A solution could be modifying env_aug_feats
to select the feature names from a dictionary based on the environment name, as done in some parts of the project. Here you have a diff with the proposed changes:
--- a/rl4co/data/transforms.py
+++ b/rl4co/data/transforms.py
@@ -1,4 +1,14 @@
+env_features= {
+ "tsp": ["locs"],
+ "whatever": ["feature"],
+ # ....
+}
+
def env_aug_feats(env_name: str = None):
- return ["locs"]
+ return env_features.get(env_name, ["locs"])

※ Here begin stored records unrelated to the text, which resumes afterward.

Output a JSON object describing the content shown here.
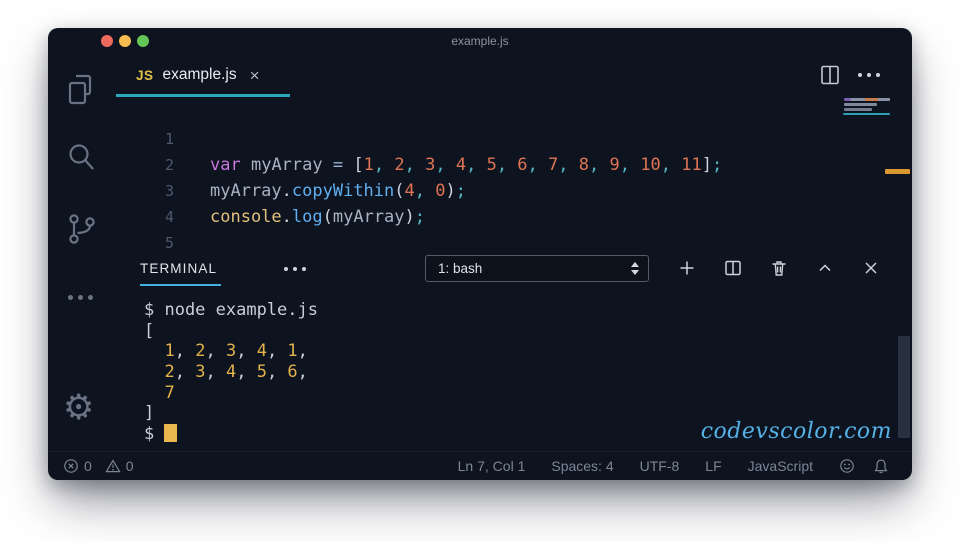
{
  "window": {
    "title": "example.js",
    "traffic_lights": [
      "#ee6a5f",
      "#f5bd4f",
      "#62c554"
    ]
  },
  "tab": {
    "icon_label": "JS",
    "label": "example.js",
    "close_glyph": "×"
  },
  "activity_bar": {
    "icons": [
      "files-explorer",
      "search",
      "source-control",
      "more",
      "settings-gear"
    ]
  },
  "editor": {
    "line_numbers": [
      "1",
      "2",
      "3",
      "4",
      "5"
    ],
    "lines": [
      {
        "tokens": [
          {
            "t": "var",
            "c": "kw"
          },
          {
            "t": " ",
            "c": "fg"
          },
          {
            "t": "myArray",
            "c": "fg"
          },
          {
            "t": " ",
            "c": "fg"
          },
          {
            "t": "=",
            "c": "op"
          },
          {
            "t": " ",
            "c": "fg"
          },
          {
            "t": "[",
            "c": "br"
          },
          {
            "t": "1",
            "c": "num"
          },
          {
            "t": ", ",
            "c": "punc"
          },
          {
            "t": "2",
            "c": "num"
          },
          {
            "t": ", ",
            "c": "punc"
          },
          {
            "t": "3",
            "c": "num"
          },
          {
            "t": ", ",
            "c": "punc"
          },
          {
            "t": "4",
            "c": "num"
          },
          {
            "t": ", ",
            "c": "punc"
          },
          {
            "t": "5",
            "c": "num"
          },
          {
            "t": ", ",
            "c": "punc"
          },
          {
            "t": "6",
            "c": "num"
          },
          {
            "t": ", ",
            "c": "punc"
          },
          {
            "t": "7",
            "c": "num"
          },
          {
            "t": ", ",
            "c": "punc"
          },
          {
            "t": "8",
            "c": "num"
          },
          {
            "t": ", ",
            "c": "punc"
          },
          {
            "t": "9",
            "c": "num"
          },
          {
            "t": ", ",
            "c": "punc"
          },
          {
            "t": "10",
            "c": "num"
          },
          {
            "t": ", ",
            "c": "punc"
          },
          {
            "t": "11",
            "c": "num"
          },
          {
            "t": "]",
            "c": "br"
          },
          {
            "t": ";",
            "c": "punc"
          }
        ]
      },
      {
        "tokens": [
          {
            "t": "myArray",
            "c": "fg"
          },
          {
            "t": ".",
            "c": "br"
          },
          {
            "t": "copyWithin",
            "c": "fn"
          },
          {
            "t": "(",
            "c": "br"
          },
          {
            "t": "4",
            "c": "num"
          },
          {
            "t": ", ",
            "c": "punc"
          },
          {
            "t": "0",
            "c": "num"
          },
          {
            "t": ")",
            "c": "br"
          },
          {
            "t": ";",
            "c": "punc"
          }
        ]
      },
      {
        "tokens": [
          {
            "t": "console",
            "c": "obj"
          },
          {
            "t": ".",
            "c": "br"
          },
          {
            "t": "log",
            "c": "fn"
          },
          {
            "t": "(",
            "c": "br"
          },
          {
            "t": "myArray",
            "c": "fg"
          },
          {
            "t": ")",
            "c": "br"
          },
          {
            "t": ";",
            "c": "punc"
          }
        ]
      },
      {
        "tokens": []
      },
      {
        "tokens": []
      }
    ]
  },
  "panel": {
    "tab_label": "TERMINAL",
    "dropdown_value": "1: bash",
    "icons": [
      "plus",
      "split-terminal",
      "trash",
      "chevron-up",
      "close"
    ]
  },
  "terminal": {
    "lines": [
      {
        "tokens": [
          {
            "t": "$ node example.js",
            "c": "tfg"
          }
        ]
      },
      {
        "tokens": [
          {
            "t": "[",
            "c": "tfg"
          }
        ]
      },
      {
        "tokens": [
          {
            "t": "  ",
            "c": "tfg"
          },
          {
            "t": "1",
            "c": "tnum"
          },
          {
            "t": ", ",
            "c": "tfg"
          },
          {
            "t": "2",
            "c": "tnum"
          },
          {
            "t": ", ",
            "c": "tfg"
          },
          {
            "t": "3",
            "c": "tnum"
          },
          {
            "t": ", ",
            "c": "tfg"
          },
          {
            "t": "4",
            "c": "tnum"
          },
          {
            "t": ", ",
            "c": "tfg"
          },
          {
            "t": "1",
            "c": "tnum"
          },
          {
            "t": ",",
            "c": "tfg"
          }
        ]
      },
      {
        "tokens": [
          {
            "t": "  ",
            "c": "tfg"
          },
          {
            "t": "2",
            "c": "tnum"
          },
          {
            "t": ", ",
            "c": "tfg"
          },
          {
            "t": "3",
            "c": "tnum"
          },
          {
            "t": ", ",
            "c": "tfg"
          },
          {
            "t": "4",
            "c": "tnum"
          },
          {
            "t": ", ",
            "c": "tfg"
          },
          {
            "t": "5",
            "c": "tnum"
          },
          {
            "t": ", ",
            "c": "tfg"
          },
          {
            "t": "6",
            "c": "tnum"
          },
          {
            "t": ",",
            "c": "tfg"
          }
        ]
      },
      {
        "tokens": [
          {
            "t": "  ",
            "c": "tfg"
          },
          {
            "t": "7",
            "c": "tnum"
          }
        ]
      },
      {
        "tokens": [
          {
            "t": "]",
            "c": "tfg"
          }
        ]
      },
      {
        "tokens": [
          {
            "t": "$ ",
            "c": "tfg"
          },
          {
            "t": "",
            "c": "cursor"
          }
        ]
      }
    ]
  },
  "watermark": "codevscolor.com",
  "status_bar": {
    "errors": "0",
    "warnings": "0",
    "right_items": [
      "Ln 7, Col 1",
      "Spaces: 4",
      "UTF-8",
      "LF",
      "JavaScript"
    ],
    "right_icons": [
      "smiley",
      "bell"
    ]
  },
  "colors": {
    "window_bg": "#0d131f",
    "tab_underline": "#2aa9bd",
    "terminal_underline": "#41b2dd",
    "terminal_cursor": "#eab64e",
    "overview_mark": "#d9992e",
    "watermark": "#55b1e6",
    "keyword": "#c678dd",
    "number": "#de7452",
    "function": "#61afef",
    "punctuation": "#56b6c2",
    "terminal_number": "#e4b24b"
  }
}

Another suggestion is to modify the constructors of those models, such as POMO, to allow passing the list of features (feats
) directly to StateAugmentation, without relying solely on a dictionary. Here is how it should look:
--- a/rl4co/models/zoo/pomo/model.py
+++ b/rl4co/models/zoo/pomo/model.py
@@ -10,6 +10,7 @@
policy: Union[nn.Module, POMOPolicy] = None,
policy_kwargs={},
baseline: str = "shared",
+ feats=None,
num_augment: int = 8,
use_dihedral_8: bool = True,
num_starts: int = None,
@@ -26,7 +27,7 @@
self.num_augment = num_augment
if self.num_augment > 1:
self.augment = StateAugmentation(
- self.env.name, num_augment=self.num_augment, use_dihedral_8=use_dihedral_8
+ self.env.name, num_augment=self.num_augment, use_dihedral_8=use_dihedral_8, feats=feats
)
else:
self.augment = None
Checklist
- I have checked that there is no similar issue in the repo (required)
- I have provided a minimal working example to reproduce the bug (required)
Hi @aziabatz, thanks for your suggestion about the improvement of the augmentation function. We refactored the StateAugmentation()
class and cleaned up some redundant code.
Now the class has a clear augmentation function and features selection. Users could use the symmetric or dihedral8 augmentation function, or their own augmentation functions. And customize the feature to augment.